Love is something attainable

Abby Waechter | Managing Editor

What is love?

Someone told me that they loved me, and I didn’t say it
back. Why do we think that love is something we just know is
there?

What do any of us know about love and how do we know that we mean it? My parents tell each other every day that they love each other, and they’ve been happily married for over eighteen years. Do they truly mean it every time they mouth the phrase?

Love is something that, in my eyes, is earned- through time,
trust, and truth.

When I was with my ex-boyfriend, I thought that love was a fake sort of Snapchat relationship, hidden behind filters and flirtatious interactions. I thought that I loved him because I just wanted to say three words to his face. Love is an awe-inspiring, everlasting, feeling of patience and kindness towards those you care for.

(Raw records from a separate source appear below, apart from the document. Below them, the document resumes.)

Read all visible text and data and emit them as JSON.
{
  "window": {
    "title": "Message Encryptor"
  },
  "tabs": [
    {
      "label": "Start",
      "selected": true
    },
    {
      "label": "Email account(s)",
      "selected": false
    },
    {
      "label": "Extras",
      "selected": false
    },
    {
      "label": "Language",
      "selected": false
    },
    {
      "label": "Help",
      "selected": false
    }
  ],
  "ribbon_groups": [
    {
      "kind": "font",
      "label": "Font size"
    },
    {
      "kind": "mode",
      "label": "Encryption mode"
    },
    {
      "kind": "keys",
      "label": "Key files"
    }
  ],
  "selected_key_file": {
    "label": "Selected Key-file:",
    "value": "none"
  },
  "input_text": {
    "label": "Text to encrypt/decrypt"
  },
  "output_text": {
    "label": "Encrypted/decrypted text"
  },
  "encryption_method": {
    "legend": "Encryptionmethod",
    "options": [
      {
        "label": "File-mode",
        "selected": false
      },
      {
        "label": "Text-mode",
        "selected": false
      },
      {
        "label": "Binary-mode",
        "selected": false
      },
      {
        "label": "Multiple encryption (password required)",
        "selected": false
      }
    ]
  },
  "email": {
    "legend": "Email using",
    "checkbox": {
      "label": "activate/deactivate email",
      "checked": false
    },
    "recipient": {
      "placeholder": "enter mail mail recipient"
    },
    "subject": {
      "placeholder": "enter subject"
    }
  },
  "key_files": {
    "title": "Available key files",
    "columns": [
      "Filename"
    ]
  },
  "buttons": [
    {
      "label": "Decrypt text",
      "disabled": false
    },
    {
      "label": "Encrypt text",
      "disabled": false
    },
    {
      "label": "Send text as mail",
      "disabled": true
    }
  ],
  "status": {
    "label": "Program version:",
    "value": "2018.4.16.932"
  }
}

As a high schooler, who has ever-changing ideas of what they’re going to do after graduation, I don’t think that we have the capacity to grasp the qualities of an everlasting flame that “inspires.”

Love to me, right now, is simply a partnership, bound to end with summer’s cusp. Saying “I love you” is a lie that I don’t think I can live up to.

But I’m willing to try.

Typically high schoolers say, and have said, “I hate February.” February marks the beginning of the month dedicated to lust, desire, intimacy, warmth, and love; all qualities that we typically tend to shy away from.

But we’re only here for so long so why not play into capital-
ism’s palm.

I’m going to give “love” my best shot.

It’s time to experiment, to encounter feelings we haven’t felt before, to learn what love is and what it is not. So, within this “month of love,” instead of cringing at the sight of pink and red and white let’s appreciate the love in the world around us. Let’s use it as an opportunity to realize just how attainable love can be.

So, this February, I’m going to fling myself out of my comfort zone, out of the “relationships are temporary” mindset, and into the one where I give them all of myself— to try and achieve this definition of “true love.”